Use Relative Units For Sizing and Positioning

px don’t scale, literally. Most websites are or should be responsive these days, which means your CSS measurements are going to change based on screen size. What em (or rem) do is let you describe things in terms of ratios that work across screen sizes, as opposed to px which don’t. This can save you a bunch of duplication, time, and inconsistency. Consider the following, styled with px measurements:

body {
  font-size: 12px;
}
.headline {
  font-size: 36px;
  margin-bottom: 36px;
}
@media screen and (min-width: 769px) {
  body {
    font-size: 16px;
  }
  .headline {
    font-size: 48px;
    margin-bottom: 48px;
  }
}

Had .headline been styled with ems, nothing about it would need to change on larger screens:

body {
  font-size: 12px;
}
.headline {
  font-size: 3em;
  margin-bottom: 3em;
}
@media screen and (min-width: 769px) {
  body {
    font-size: 16px;
  }
}

And really, with the wide range of display-densities out there, a pixel isn’t even a pixel anymore. The only thing you really know about something 48px is that it’s 3x bigger than something 16px. So why not just use 3em?

Have Naming and Architectural Conventions in Place and Stick to Them

The biggest, easiest win for organization and maintainability is to have a set of conventions in place that you and your team all follow. There are some smart ones out there—OOCSS, SMACSS, BEM—or your own custom CSS Style Guide. The important thing is that all of your CSS follows the conventions: that way, new (or forgetful) developers don’t need to learn the entire CSS codebase, only the conventions, to be able to contribute.

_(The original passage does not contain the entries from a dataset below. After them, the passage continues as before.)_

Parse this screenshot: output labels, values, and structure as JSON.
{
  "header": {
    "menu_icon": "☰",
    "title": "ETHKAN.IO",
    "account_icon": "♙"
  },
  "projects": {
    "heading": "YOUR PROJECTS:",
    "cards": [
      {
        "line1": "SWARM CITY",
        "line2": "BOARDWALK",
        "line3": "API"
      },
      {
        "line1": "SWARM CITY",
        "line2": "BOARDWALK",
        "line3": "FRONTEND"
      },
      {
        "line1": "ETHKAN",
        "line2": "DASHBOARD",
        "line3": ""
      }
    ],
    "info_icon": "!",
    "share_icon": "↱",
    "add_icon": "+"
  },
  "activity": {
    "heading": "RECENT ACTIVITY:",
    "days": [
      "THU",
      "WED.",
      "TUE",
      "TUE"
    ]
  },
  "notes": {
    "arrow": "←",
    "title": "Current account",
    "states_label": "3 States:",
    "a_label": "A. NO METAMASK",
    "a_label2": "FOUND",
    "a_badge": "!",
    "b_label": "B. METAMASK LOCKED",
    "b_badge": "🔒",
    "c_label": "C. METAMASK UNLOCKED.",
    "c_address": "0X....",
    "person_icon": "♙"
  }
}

My personal favorite is a variation on BEM, or “Block Element Modifier,” while I’ll write about in more detail soon. BEM encourages you to think about CSS in terms of “blocks” or what you might call modules or components. (In an object-oriented language, these would be classes.) Blocks have elements (the parts within them) as well as modifiers, or variations. You might have a block identified by .Search, which contains an input classed with .Search__input and a button classed with .Search__button. A similar search box with the colors reversed might also have the class .Search--reversed. It should be clear that underscores and hyphens have significance in these cases, which immediately helps with organization and coordination. .about .banner .title tells you very little, but any developer familiar with BEM conventions can look at something classed .Banner__title--centered and know what this element is, what its parent is, and what kind of variation it is. Ultimately, you have to name your classes something: it can only help to make them significant with a system like BEM.

TL;DR

  1. Have conventions and stick to them rigorously.
  2. Keep selector specificity as low as possible.
  3. Flexibility is gold: don’t give it up for nothing.
  4. Describe relationships, not pixels.